This month marks six years we have been posting records here nearly every morning, from universal favorites to (to quote The Simpsons) “the tragically ludicrous! The ludicrously tragic!” Along the way, we’ve done our best to introduce interesting music from the past and present, with a particular emphasis on all you can find without leaving the Twin Cities. We’ve also done our best to get in a cheap shot at Paul McCartney at least a couple times a year.
Remarkably, the Hymies blog has survived in spite of Dave’s minimal talents when it comes to anything with a screen or keyboard. On rare occasions we’ve had to enlist help (our record label, for instance, has been able to host its download codes here entirely thanks to one of the fellas from this underrated band, who sadly aren’t playing anymore).
The Hymies blog survived our five block move, three shows by the Taxpayers, and the time a guy on Yelp called us “trashy,” but this week the MP3 player finally became so obsolete it doesn’t work with our updated site. If you take a scrolling stroll down memory lane, you’ll find the songs embedded in earlier posts appear different. They’ll still play as before with an additional click (a problem we may or may not begin to explore fixing in the more than 1,650 posts in our past). Many hundreds of the records heard here are ones which passed through the shop briefly and were recorded and photographed to share with you, so we couldn’t reproduce the files even if we had the time.

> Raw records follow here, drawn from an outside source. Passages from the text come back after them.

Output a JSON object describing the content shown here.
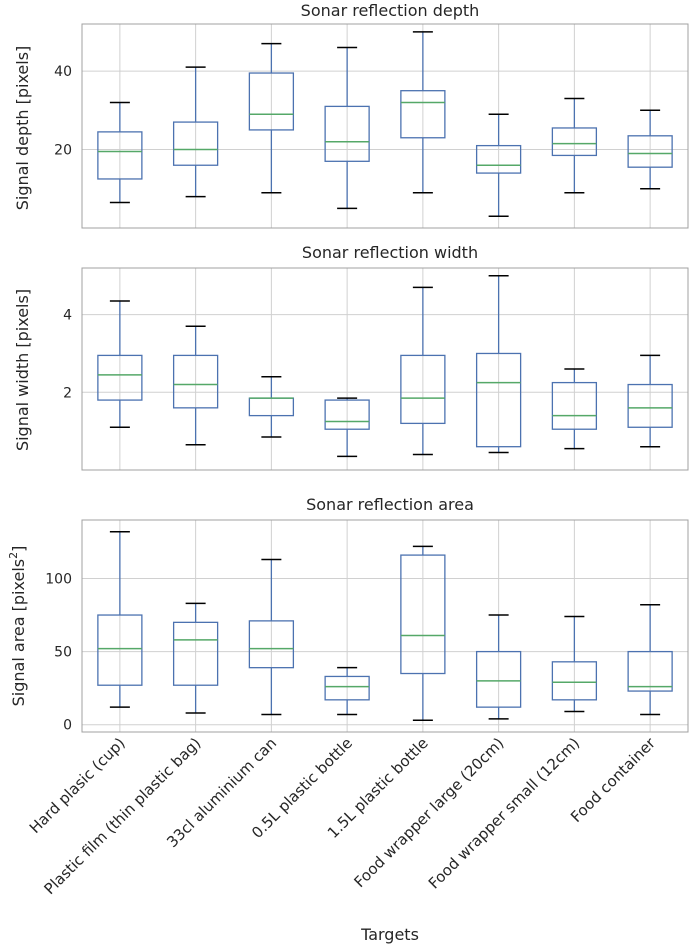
{
  "colors": {
    "box": "#4c72b0",
    "median": "#55a868",
    "whisker_cap": "#000000",
    "grid": "#d0d0d0",
    "frame": "#a0a0a0",
    "text": "#262626"
  },
  "chart_data": [
    {
      "type": "box",
      "title": "Sonar reflection depth",
      "xlabel": "",
      "ylabel": "Signal depth [pixels]",
      "ylim": [
        0,
        52
      ],
      "yticks": [
        20,
        40
      ],
      "ytick_labels": [
        "20",
        "40"
      ],
      "categories": [
        "Hard plasic (cup)",
        "Plastic film (thin plastic bag)",
        "33cl aluminium can",
        "0.5L plastic bottle",
        "1.5L plastic bottle",
        "Food wrapper large (20cm)",
        "Food wrapper small (12cm)",
        "Food container"
      ],
      "boxes": [
        {
          "whislo": 6.5,
          "q1": 12.5,
          "med": 19.5,
          "q3": 24.5,
          "whishi": 32
        },
        {
          "whislo": 8,
          "q1": 16,
          "med": 20,
          "q3": 27,
          "whishi": 41
        },
        {
          "whislo": 9,
          "q1": 25,
          "med": 29,
          "q3": 39.5,
          "whishi": 47
        },
        {
          "whislo": 5,
          "q1": 17,
          "med": 22,
          "q3": 31,
          "whishi": 46
        },
        {
          "whislo": 9,
          "q1": 23,
          "med": 32,
          "q3": 35,
          "whishi": 50
        },
        {
          "whislo": 3,
          "q1": 14,
          "med": 16,
          "q3": 21,
          "whishi": 29
        },
        {
          "whislo": 9,
          "q1": 18.5,
          "med": 21.5,
          "q3": 25.5,
          "whishi": 33
        },
        {
          "whislo": 10,
          "q1": 15.5,
          "med": 19,
          "q3": 23.5,
          "whishi": 30
        }
      ]
    },
    {
      "type": "box",
      "title": "Sonar reflection width",
      "xlabel": "",
      "ylabel": "Signal width [pixels]",
      "ylim": [
        0,
        5.2
      ],
      "yticks": [
        2,
        4
      ],
      "ytick_labels": [
        "2",
        "4"
      ],
      "categories": [
        "Hard plasic (cup)",
        "Plastic film (thin plastic bag)",
        "33cl aluminium can",
        "0.5L plastic bottle",
        "1.5L plastic bottle",
        "Food wrapper large (20cm)",
        "Food wrapper small (12cm)",
        "Food container"
      ],
      "boxes": [
        {
          "whislo": 1.1,
          "q1": 1.8,
          "med": 2.45,
          "q3": 2.95,
          "whishi": 4.35
        },
        {
          "whislo": 0.65,
          "q1": 1.6,
          "med": 2.2,
          "q3": 2.95,
          "whishi": 3.7
        },
        {
          "whislo": 0.85,
          "q1": 1.4,
          "med": 1.85,
          "q3": 1.85,
          "whishi": 2.4
        },
        {
          "whislo": 0.35,
          "q1": 1.05,
          "med": 1.25,
          "q3": 1.8,
          "whishi": 1.85
        },
        {
          "whislo": 0.4,
          "q1": 1.2,
          "med": 1.85,
          "q3": 2.95,
          "whishi": 4.7
        },
        {
          "whislo": 0.45,
          "q1": 0.6,
          "med": 2.25,
          "q3": 3.0,
          "whishi": 5.0
        },
        {
          "whislo": 0.55,
          "q1": 1.05,
          "med": 1.4,
          "q3": 2.25,
          "whishi": 2.6
        },
        {
          "whislo": 0.6,
          "q1": 1.1,
          "med": 1.6,
          "q3": 2.2,
          "whishi": 2.95
        }
      ]
    },
    {
      "type": "box",
      "title": "Sonar reflection area",
      "xlabel": "Targets",
      "ylabel_main": "Signal area [pixels",
      "ylabel_sup": "2",
      "ylabel_end": "]",
      "ylim": [
        -5,
        140
      ],
      "yticks": [
        0,
        50,
        100
      ],
      "ytick_labels": [
        "0",
        "50",
        "100"
      ],
      "categories": [
        "Hard plasic (cup)",
        "Plastic film (thin plastic bag)",
        "33cl aluminium can",
        "0.5L plastic bottle",
        "1.5L plastic bottle",
        "Food wrapper large (20cm)",
        "Food wrapper small (12cm)",
        "Food container"
      ],
      "boxes": [
        {
          "whislo": 12,
          "q1": 27,
          "med": 52,
          "q3": 75,
          "whishi": 132
        },
        {
          "whislo": 8,
          "q1": 27,
          "med": 58,
          "q3": 70,
          "whishi": 83
        },
        {
          "whislo": 7,
          "q1": 39,
          "med": 52,
          "q3": 71,
          "whishi": 113
        },
        {
          "whislo": 7,
          "q1": 17,
          "med": 26,
          "q3": 33,
          "whishi": 39
        },
        {
          "whislo": 3,
          "q1": 35,
          "med": 61,
          "q3": 116,
          "whishi": 122
        },
        {
          "whislo": 4,
          "q1": 12,
          "med": 30,
          "q3": 50,
          "whishi": 75
        },
        {
          "whislo": 9,
          "q1": 17,
          "med": 29,
          "q3": 43,
          "whishi": 74
        },
        {
          "whislo": 7,
          "q1": 23,
          "med": 26,
          "q3": 50,
          "whishi": 82
        }
      ]
    }
  ]
}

This week we introduce a new MP3 player! It will allow us to continue sharing records here for another six years or more. It’s fairly new software and its developers have announced plans to add a variety of additional features (maybe one day you’ll finally be able to smell the records through the internet). One of its most appealing features is that it should be more adaptable to smart phones and other devices Dave simply doesn’t understand.
Today, instead of welcoming our new player to the team with a track from the “Difficult Listening” section, we’ve chosen to present Mozart’s magnificent overture to The Marriage of Figaro, performed here by the Vienna State Opera in 1958. For the record, our new player can present stereo recordings as well.
What other improvements will the future hold? Maybe someday a new digital camera which doesn’t take blurry pictures of the jackets!